The Parabis Group has confirmed the sale of its defendant personal injury firm Plexus Law to a consortium of private individuals, including the group’s original founders, Andrew McDougall and Tim Roberts.
The announcement comes after recent talks with LB100 firm Keoghs failed to result in a deal.
A spokesperson for Parabis said in a statement the board considered both the founders’ and Keoghs’ bids and, with the support of the group’s key stakeholders, has entered into exclusive talks with the founders.
‘The sale is due to complete in November 2015 and represents a positive outcome for our people and clients alike,’ Parabis said.

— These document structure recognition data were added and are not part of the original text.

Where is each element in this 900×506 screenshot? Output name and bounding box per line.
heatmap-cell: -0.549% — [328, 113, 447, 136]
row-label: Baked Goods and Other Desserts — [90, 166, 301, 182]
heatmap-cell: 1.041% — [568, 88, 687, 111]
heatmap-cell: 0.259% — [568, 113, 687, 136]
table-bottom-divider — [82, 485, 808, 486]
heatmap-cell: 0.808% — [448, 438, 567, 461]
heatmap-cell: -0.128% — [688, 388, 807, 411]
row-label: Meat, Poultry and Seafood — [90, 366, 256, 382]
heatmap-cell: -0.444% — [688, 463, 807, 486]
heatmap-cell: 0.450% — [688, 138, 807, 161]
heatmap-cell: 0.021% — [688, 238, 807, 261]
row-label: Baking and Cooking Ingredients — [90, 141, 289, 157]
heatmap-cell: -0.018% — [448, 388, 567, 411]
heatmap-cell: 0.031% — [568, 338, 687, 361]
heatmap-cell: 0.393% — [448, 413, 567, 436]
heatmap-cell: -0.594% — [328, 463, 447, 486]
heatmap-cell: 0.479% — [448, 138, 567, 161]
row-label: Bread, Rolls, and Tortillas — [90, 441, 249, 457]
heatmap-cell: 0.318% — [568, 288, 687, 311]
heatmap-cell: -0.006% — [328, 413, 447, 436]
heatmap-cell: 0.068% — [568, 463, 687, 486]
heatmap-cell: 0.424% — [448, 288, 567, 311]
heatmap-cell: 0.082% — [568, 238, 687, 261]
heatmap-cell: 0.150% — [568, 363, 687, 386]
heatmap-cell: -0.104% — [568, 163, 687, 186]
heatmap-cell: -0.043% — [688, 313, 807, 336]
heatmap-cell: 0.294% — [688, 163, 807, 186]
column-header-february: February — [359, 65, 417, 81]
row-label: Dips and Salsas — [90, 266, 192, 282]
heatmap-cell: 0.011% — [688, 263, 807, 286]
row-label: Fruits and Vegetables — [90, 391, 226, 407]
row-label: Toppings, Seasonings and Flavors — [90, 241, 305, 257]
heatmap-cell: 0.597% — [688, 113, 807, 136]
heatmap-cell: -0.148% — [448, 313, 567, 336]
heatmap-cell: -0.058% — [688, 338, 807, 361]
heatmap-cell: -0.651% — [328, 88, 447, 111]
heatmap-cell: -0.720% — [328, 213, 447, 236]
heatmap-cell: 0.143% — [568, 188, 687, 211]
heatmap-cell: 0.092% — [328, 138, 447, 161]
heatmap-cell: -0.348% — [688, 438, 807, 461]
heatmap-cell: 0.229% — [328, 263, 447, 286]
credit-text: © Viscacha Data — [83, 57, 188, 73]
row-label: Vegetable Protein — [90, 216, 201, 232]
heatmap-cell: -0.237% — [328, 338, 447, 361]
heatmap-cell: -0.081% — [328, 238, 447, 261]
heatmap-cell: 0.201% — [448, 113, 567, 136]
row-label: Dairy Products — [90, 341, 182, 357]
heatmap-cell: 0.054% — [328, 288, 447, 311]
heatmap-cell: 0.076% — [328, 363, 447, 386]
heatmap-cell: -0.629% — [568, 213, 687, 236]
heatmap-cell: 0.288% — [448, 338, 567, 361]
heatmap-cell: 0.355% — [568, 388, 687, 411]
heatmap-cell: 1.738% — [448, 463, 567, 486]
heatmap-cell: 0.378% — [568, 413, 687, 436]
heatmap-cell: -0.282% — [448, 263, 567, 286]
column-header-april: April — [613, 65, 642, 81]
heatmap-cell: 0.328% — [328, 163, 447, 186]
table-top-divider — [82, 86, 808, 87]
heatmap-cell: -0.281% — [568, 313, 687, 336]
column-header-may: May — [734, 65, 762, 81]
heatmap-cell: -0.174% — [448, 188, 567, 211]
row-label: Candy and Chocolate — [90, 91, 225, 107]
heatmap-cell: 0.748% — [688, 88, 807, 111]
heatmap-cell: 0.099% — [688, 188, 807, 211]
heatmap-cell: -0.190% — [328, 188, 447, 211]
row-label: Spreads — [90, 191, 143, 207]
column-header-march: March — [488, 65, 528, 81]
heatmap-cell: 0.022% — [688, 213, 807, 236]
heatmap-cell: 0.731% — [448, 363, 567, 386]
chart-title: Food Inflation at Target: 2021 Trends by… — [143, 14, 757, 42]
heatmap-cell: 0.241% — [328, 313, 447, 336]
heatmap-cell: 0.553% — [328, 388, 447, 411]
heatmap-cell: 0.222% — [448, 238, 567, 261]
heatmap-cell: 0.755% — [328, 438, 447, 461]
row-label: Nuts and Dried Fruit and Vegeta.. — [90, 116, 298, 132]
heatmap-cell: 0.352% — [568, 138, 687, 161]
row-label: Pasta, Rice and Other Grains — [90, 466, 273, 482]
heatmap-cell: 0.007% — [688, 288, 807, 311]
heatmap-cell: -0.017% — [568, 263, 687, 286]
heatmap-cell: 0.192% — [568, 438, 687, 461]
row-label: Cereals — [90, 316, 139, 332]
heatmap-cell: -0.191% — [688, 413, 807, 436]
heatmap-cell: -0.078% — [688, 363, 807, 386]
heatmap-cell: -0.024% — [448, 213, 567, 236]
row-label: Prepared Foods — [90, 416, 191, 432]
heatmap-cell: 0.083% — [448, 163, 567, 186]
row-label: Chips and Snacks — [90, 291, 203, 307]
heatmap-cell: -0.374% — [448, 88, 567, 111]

Legal Business reported in September that Parabis, which was purchased in 2012 by private equity firm Duke Street Capital, was in talks to sell off parts of its business after legal reforms reduced the value of insurance work in the UK, in particular personal injury. Duke Street Capital, which pumped £13m of extra capital into the firm in December 2014 did not receive the return it expected and sought an exit strategy. Indeed, Parabis’ income fell from £12.1m to £8.9m in the year to 31 March 2014 according to filings on Companies House.
In 2012 Parabis Law became the first private equity-backed ABS to be licensed by the Solicitors Regulation Authority, and was seen as one of the forerunners of the new legal landscape in the UK in which firms were able to welcome outside investment.
Defendant insurance law firms, Plexus Law and Greenwoods claimed their merger in May 2012 would create combined turnover of £90m. Since then, Parabis made a series of cutbacks, making a raft of redundancies in Croydon and closing offices in Bristol and Colchester.